The bankruptcy court confirmed the plan over the objections of non-settling insurers, and the district court affirmed.  On further appeal, the non-settling insurers focused on the plain language of section 524(g), which authorizes channeling injunctions only “with respect to any claim or demand” that is “to be paid in whole or in part by a trust” under the plan.  The non-settling insurers argued that because their contribution claims were against the other insurance companies and not the trust itself, they did not fall within the language of the statute.  The Ninth Circuit disagreed, construing the phrase “with respect to” to be synonymous with “related to,” and concluding that the enjoined contribution claims were sufficiently related to the claims against the trust to warrant the treatment proposed by the plan.  Importantly, the Ninth Circuit rejected the non-settling insurer’s contention that the bankruptcy court lacked the power to enjoin their claims without requiring the settling insurers to provide the non-settling insurers with some consideration in exchange for the release.  The court observed that section 524(g) only required that the injunction be fair and equitable with respect to future claimants, and that no consideration of the fairness or equity of the injunction to the non-settling insurers was required.

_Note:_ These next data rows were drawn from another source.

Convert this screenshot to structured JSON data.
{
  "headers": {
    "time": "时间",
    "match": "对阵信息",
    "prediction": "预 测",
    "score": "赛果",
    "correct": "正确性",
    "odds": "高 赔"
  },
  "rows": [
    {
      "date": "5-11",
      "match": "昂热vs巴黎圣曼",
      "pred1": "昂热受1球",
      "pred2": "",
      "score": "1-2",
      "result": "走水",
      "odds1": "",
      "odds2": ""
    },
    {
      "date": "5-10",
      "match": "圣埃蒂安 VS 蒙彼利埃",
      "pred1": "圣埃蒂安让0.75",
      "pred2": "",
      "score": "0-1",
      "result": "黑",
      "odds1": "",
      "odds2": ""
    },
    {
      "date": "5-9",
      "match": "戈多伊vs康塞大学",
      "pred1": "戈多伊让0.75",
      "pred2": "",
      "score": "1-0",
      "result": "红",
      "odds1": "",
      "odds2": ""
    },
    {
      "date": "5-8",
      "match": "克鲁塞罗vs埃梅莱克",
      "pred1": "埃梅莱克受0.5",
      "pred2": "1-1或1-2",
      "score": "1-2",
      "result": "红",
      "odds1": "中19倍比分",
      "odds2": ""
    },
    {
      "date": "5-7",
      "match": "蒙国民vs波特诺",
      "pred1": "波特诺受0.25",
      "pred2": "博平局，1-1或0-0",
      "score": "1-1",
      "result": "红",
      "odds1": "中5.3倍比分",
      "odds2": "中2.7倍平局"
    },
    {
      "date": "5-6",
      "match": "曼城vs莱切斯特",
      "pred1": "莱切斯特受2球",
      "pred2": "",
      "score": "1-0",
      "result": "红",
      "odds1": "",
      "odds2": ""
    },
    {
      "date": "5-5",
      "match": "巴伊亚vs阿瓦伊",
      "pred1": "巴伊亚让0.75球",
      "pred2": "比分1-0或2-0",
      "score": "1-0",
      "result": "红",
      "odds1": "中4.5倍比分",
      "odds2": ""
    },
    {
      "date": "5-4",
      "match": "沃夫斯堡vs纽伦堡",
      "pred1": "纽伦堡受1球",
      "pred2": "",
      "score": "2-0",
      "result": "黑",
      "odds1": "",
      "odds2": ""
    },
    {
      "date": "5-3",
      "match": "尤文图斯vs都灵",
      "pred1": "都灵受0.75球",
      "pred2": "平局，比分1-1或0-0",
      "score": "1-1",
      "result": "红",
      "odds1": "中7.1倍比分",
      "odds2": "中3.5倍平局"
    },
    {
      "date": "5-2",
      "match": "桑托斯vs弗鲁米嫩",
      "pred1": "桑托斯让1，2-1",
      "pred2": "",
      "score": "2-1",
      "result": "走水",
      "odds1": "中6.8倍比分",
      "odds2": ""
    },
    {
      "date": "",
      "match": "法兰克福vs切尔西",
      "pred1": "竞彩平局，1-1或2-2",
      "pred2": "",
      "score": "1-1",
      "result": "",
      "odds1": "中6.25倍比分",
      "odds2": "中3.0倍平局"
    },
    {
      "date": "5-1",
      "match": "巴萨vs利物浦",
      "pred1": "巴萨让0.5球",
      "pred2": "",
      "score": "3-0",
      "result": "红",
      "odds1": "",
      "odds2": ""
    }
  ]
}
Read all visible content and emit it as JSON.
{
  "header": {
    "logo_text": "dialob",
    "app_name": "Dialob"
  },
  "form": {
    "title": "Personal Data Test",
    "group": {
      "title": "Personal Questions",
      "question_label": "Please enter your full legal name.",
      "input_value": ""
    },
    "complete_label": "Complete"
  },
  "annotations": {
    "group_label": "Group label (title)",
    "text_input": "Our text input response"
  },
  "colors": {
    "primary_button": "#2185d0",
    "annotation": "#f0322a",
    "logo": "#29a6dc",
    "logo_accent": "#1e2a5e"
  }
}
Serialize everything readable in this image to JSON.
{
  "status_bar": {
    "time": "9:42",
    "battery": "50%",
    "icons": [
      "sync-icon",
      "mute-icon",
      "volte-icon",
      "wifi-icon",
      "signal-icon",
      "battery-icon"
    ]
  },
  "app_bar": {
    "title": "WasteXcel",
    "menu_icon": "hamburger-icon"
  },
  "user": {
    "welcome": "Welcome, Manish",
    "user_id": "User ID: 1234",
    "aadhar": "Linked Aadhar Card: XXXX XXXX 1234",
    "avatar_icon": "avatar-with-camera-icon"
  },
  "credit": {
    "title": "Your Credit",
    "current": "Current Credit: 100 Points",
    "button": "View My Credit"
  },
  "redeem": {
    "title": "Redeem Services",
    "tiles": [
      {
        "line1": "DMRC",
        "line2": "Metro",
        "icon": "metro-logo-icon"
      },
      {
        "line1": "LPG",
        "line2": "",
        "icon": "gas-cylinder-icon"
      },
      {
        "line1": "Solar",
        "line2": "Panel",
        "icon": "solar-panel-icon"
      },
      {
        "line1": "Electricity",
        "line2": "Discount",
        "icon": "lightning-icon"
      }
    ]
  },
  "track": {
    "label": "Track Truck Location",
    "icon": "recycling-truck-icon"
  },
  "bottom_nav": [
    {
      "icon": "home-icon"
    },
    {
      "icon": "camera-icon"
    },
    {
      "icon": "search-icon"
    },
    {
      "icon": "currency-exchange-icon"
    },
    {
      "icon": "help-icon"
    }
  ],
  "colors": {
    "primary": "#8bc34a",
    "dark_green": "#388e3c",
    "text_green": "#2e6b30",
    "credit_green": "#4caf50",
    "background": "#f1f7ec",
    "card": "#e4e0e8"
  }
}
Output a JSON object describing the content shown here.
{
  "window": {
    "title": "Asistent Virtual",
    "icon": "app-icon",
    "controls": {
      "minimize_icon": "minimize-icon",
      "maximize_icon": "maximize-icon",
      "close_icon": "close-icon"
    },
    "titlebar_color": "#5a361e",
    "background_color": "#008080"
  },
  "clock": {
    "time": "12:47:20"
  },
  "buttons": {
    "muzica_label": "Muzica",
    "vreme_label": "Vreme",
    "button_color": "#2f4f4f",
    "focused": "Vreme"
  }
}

The injunction permitted in Plant Insulation is noteworthy in light of the firm stance that the Ninth Circuit has previously taken against plan injunctions issued for the benefit of non-debtors.  While other circuits have required some nexus between the third party claims proposed to be enjoined and the bankruptcy estate, none have gone as far as the Ninth Circuit did in Plant Insulation and granted injunctions for claims that merely “relate” to the estate.  For example, the Second Circuit, which is generally more permissive of non-debtor releases under a plan (see e.g., In re Metromedia Fiber Network, Inc., 416 F.3d 136 (2nd Cir. 2005)), takes a much narrower view of the bankruptcy court’s power under section 524(g).  See, e.g., In re Quigley Co., 676 F.3d 45 (2d Cir. 2012) (ruling that injunctions under section 524(g) were appropriate only for suits against non-debtors that have a “direct impact” on a bankruptcy estate).

Whether the Ninth Circuit’s ruling in Plant Insulation, indicates that the Ninth Circuit may be willing to depart from the bright-line rule against injunctions or releases favoring non-debtors outside the context of section 524(g) and mass torts remains to be seen.  Regardless, the Ninth Circuit’s willingness to broadly construe the Bankruptcy Code to effectively annul the non-settling insurer’s state law rights in order to allow the Plant Insulation plan to be confirmed is significant in and of itself.

DISCLAIMER: Because of the generality of this update, the information provided herein may not be applicable in all situations and should not be acted upon without specific legal advice based on particular situations.